The people at the counter and on the phone are the ones who can make or break the parts department. We need such a unique blend of knowledge to be successful. To know enough about machines to be dangerous and give advice, but not be an actual mechanic. We need to know how to sell our product and close the sale. We need to know about gaskets in a transmission we have never taken apart. Or how to install the latest accessory we have never touched. We need to know how to read the parts diagrams and know that an axle has five different names, depending on what brand you’re dealing with. Then, there is the training. Over the years, the only way I’ve been able to build a successful department was with a culture of training.  

On everything from batteries all the way to learning about water pumps on new hybrid machines at Kawasaki mechanic class in Orlando, there isn’t a week that goes by that my team and I aren’t sharing the latest “thing” we learned. Sometimes it is faster to look up All Ball’s parts on the website. Other times, it’s new release notes on the latest Dunlop tires. Those notes and helpful resources are what live in my powersports playbook for my team to access. But, there has to be more to the foundation than just training. 

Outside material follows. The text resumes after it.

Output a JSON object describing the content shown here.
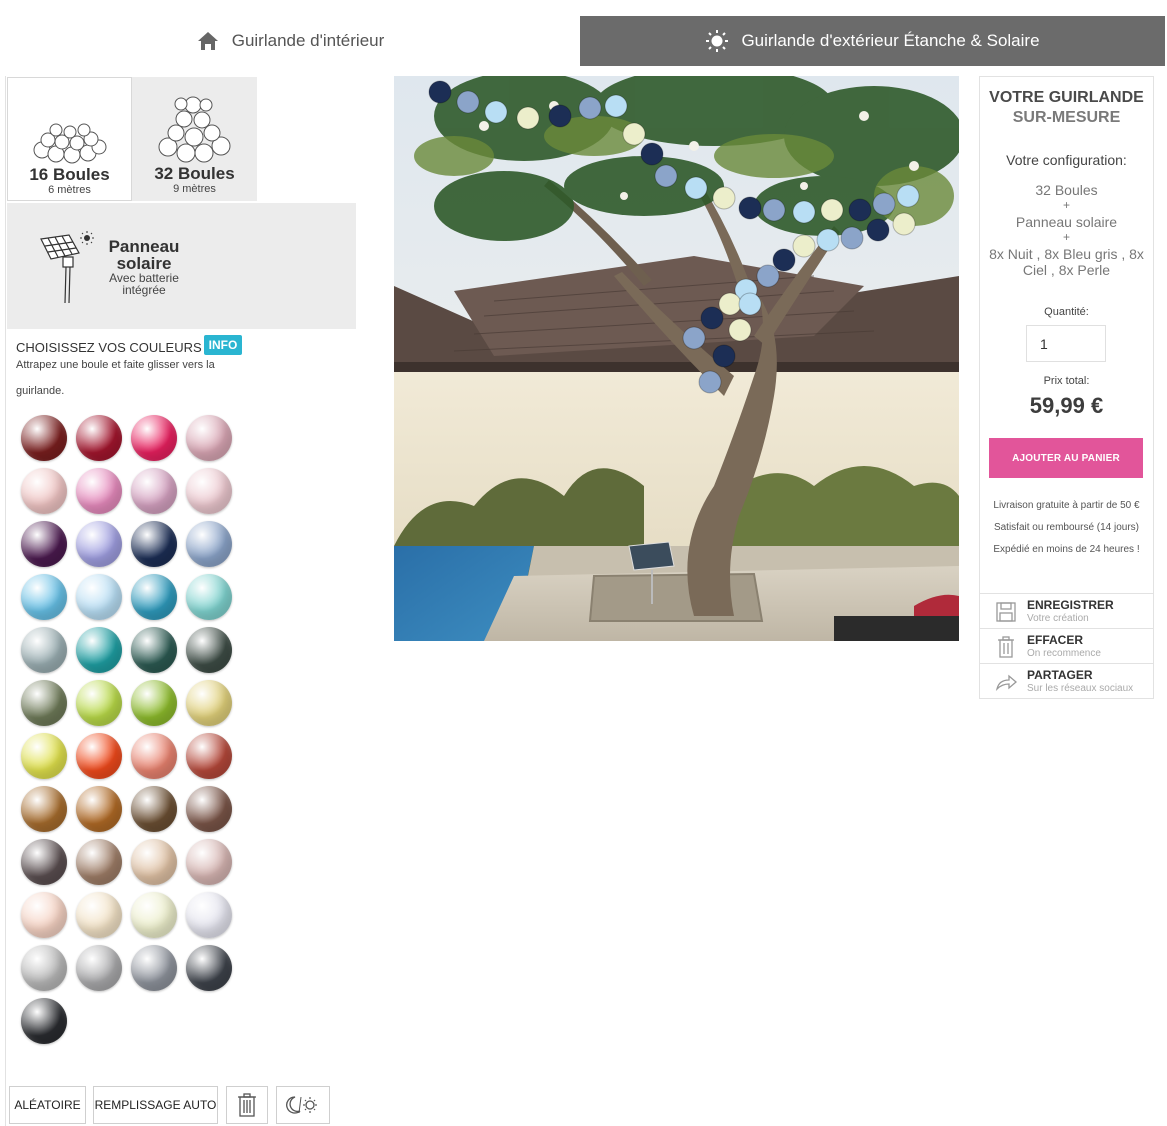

There needs to be a soul in the department too. Sure, a nice loading website can be informative and helpful, but an honest human who has the customer’s best interest in mind, instead of just being optimized to make a sale, can stand out. Over the years, I’ve really built my department around the five principles below. They have become the fabric of how I want my department and team to be represented to the world. It’s the reason why we hit $1 million over the counter last year and continue to grow – with only four people. My staff loves their customers.  

We love providing solutions that can save them time and money. We give them honest feedback when they ask for our advice. We are willing to call and trade with other dealers when a part is on backorder to get things in faster. Our motto is if you can’t run into your customers at Walmart on a Sunday night and feel comfortable, then you’re not doing it right. The soul leads to the sale. 

We never have to worry about trying to convince someone that they are making the right decision. Instead, if we are doing it right, we give them the options, timelines and price, and let the customer decide. Sometimes, that means they don’t buy from us. But, they come back because they know when they ask us a question, we won’t lie to make a quick buck. 

Even though online sales are never going to go away, I hope that more parts managers can reinforce the soul of their department. I hope we can continue to show how our years of knowledge and next-level geekness can be an asset to our customers. We are willing to help and are most of the time more knowledgeable than a YouTube video. We care about them and are worth waiting till 9am on a Tuesday to talk to. 

The Parts Managers Manifesto

  • Focus on servicing your blend of unique customers and lean into your niche. They come to you for a reason.
  • Create sale packages that support your customers’ needs and take decision fatigue away from the transaction.
  • Be honest always. We are here to create a long-term customer, not just a short-term sale.
  • Know your department inside and out. Nothing lights the world more on fire than a parts department where everyone knows their craft.
  • The parts department is a team sport. We rise and fall together.